Emerging Technologies

It's not a new drug, new technology or a lifestyle change, but it could have major health benefits

A health worker draws a dosage of vaccine into a syringe during a house call in the village of Kandor outside the town of Bo in the southeast region of the West African country May 24, 2011. Photo taken May 24, 2011.

This is a major challenge for health-care systems in the developing world. Image: REUTERS/Simon Akam

Muhammad Hamid Zaman
Professor of Biomedical Engineering, Boston University

While much of the world today suffers from information overload, there are still places where information is scarce. And that scarcity sometimes costs people their lives.

In the maternity ward of Zanzibar’s largest public-health facility, Mnazi Mmoja Hospital, patient data are listed on a dry-erase board. The information on the board consists of the number of women admitted, the type and severity of their conditions, and whether or not they survived.

These data may be better than nothing, but not by much. There are no dates or timestamps or long-term filing systems. With photographs of the board strictly forbidden, records last only as long as they are on it.

Zanzibar’s attitude toward health records is not unique. In fact, Zanzibar is probably more careful than many other places throughout in Africa and Asia, where data-collection systems simply do not exist.

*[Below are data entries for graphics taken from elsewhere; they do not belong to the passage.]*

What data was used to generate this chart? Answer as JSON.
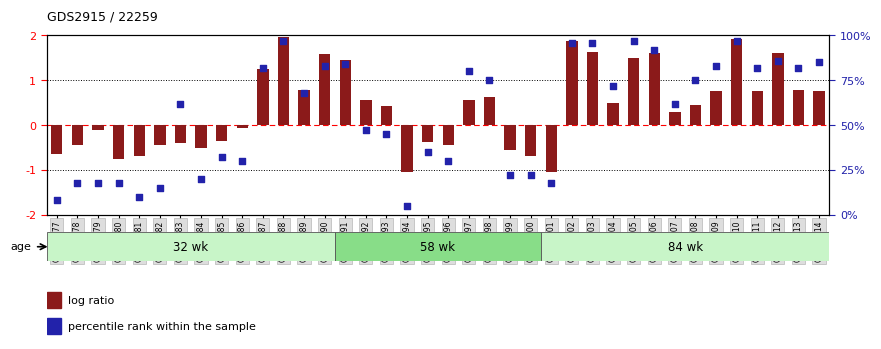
{
  "title": "GDS2915 / 22259",
  "samples": [
    "GSM97277",
    "GSM97278",
    "GSM97279",
    "GSM97280",
    "GSM97281",
    "GSM97282",
    "GSM97283",
    "GSM97284",
    "GSM97285",
    "GSM97286",
    "GSM97287",
    "GSM97288",
    "GSM97289",
    "GSM97290",
    "GSM97291",
    "GSM97292",
    "GSM97293",
    "GSM97294",
    "GSM97295",
    "GSM97296",
    "GSM97297",
    "GSM97298",
    "GSM97299",
    "GSM97300",
    "GSM97301",
    "GSM97302",
    "GSM97303",
    "GSM97304",
    "GSM97305",
    "GSM97306",
    "GSM97307",
    "GSM97308",
    "GSM97309",
    "GSM97310",
    "GSM97311",
    "GSM97312",
    "GSM97313",
    "GSM97314"
  ],
  "log_ratio": [
    -0.65,
    -0.45,
    -0.12,
    -0.75,
    -0.7,
    -0.44,
    -0.4,
    -0.5,
    -0.35,
    -0.07,
    1.25,
    1.97,
    0.78,
    1.58,
    1.45,
    0.55,
    0.42,
    -1.05,
    -0.38,
    -0.45,
    0.55,
    0.62,
    -0.55,
    -0.68,
    -1.05,
    1.88,
    1.62,
    0.5,
    1.5,
    1.6,
    0.3,
    0.45,
    0.75,
    1.92,
    0.75,
    1.6,
    0.78,
    0.75
  ],
  "percentile": [
    8,
    18,
    18,
    18,
    10,
    15,
    62,
    20,
    32,
    30,
    82,
    97,
    68,
    83,
    84,
    47,
    45,
    5,
    35,
    30,
    80,
    75,
    22,
    22,
    18,
    96,
    96,
    72,
    97,
    92,
    62,
    75,
    83,
    97,
    82,
    86,
    82,
    85
  ],
  "group_labels": [
    "32 wk",
    "58 wk",
    "84 wk"
  ],
  "group_starts": [
    0,
    14,
    24
  ],
  "group_ends": [
    14,
    24,
    38
  ],
  "group_colors": [
    "#c8f5c8",
    "#88dd88",
    "#c8f5c8"
  ],
  "bar_color": "#8B1A1A",
  "dot_color": "#2222AA",
  "ylim_left": [
    -2,
    2
  ],
  "ylim_right": [
    0,
    100
  ],
  "legend_bar": "log ratio",
  "legend_dot": "percentile rank within the sample",
  "background_color": "#ffffff",
  "tick_label_fontsize": 5.5,
  "group_label_fontsize": 8.5,
  "title_fontsize": 9
}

When a country suffers from such a data deficit, its public-health policies, budgets, and strategies are decided by political expediency or guesswork. Sometimes the guesses are right, but most often they are not.

This is a major challenge for health-care systems in the developing world. Collecting accurate information on all patients (while still respecting privacy) is vital to tracking public-health threats, lapses in care, and medical errors, and is a necessary and essential condition for holding open and honest debates about health-care issues that can affect entire communities or countries.

According to a British Medical Journal analysis by Martin Makary and Michael Daniel of the Johns Hopkins University School of Medicine, in the United States, medical errors alone are the third leading cause of death, after heart disease and cancer. In the context of their analysis, medical errors could include bad doctors, poor clinical judgment, miscommunications between staff members or departments, and incorrect diagnoses.

There is no reason to think this problem is confined to the US. Health-care settings in the developing world often face even steeper challenges, such as lack of technical capacity among hospital management, staff shortages, poor training, low-quality medicines, and relative impunity for medical malpractice. Unfortunately, because we have such limited data, we cannot know the extent to which any of these factors contribute to poor health outcomes and avoidable deaths in developing countries.

Aside from potentially saving countless lives, reliable data can reduce costs, financially and psychologically. The financial burden of health care in low- and middle-income countries is substantial, despite the progress that has been made in fighting HIV, malaria, and tuberculosis. Beyond these diseases, for which there is treatment and tracking, thanks partly to ample awareness, many illnesses go unidentified and continue to strain public-health services.

Understanding common causes of death is the only way to improve health care in communities with a high disease burden, patriarchal hierarchies, and large and dispersed rural populations that rely on traditional medicine. In these settings, patient interactions with doctors are rare, so it is important to collect records on them at every opportunity.

Different societies have different health-care needs, and fully comprehending what they are is no easy task. But we can begin the process with three steps.

The first is to create awareness within communities. All people want healthy and productive lives for themselves and their loved ones, so they will welcome new insights into why people in their community die or get sick. With the advent of citizen journalism and social media, even in poor countries, public-awareness campaigns are now more affordable than ever.

The second step is to devise better ways to collect data. Many developing countries lack the funds, infrastructure, and training needed to use sophisticated data-collection tools; but that doesn’t mean they can’t make significant improvements in data collection. As Atul Gawande of Harvard University’s School of Public Health has shown, simple checklists can be effective in both collecting data and making better decisions. If health-care workers and policymakers know which data are useful and why, they will already be in a better position to change public-health outcomes.

The final step is to establish transparent oversight of the data being collected. Some data may point to politically inconvenient or counterintuitive conclusions, and politicians could be tempted to sweep it under the rug. In the age of social media and open-access journals, we should demand that newly collected data be made available to a broad range of people researching public-health issues and working in health-care settings.

Ultimately, we may not be able to prevent deaths caused by certain illnesses. But with more information, it is within our power to prevent those deaths that are caused by our own complacency or incompetence.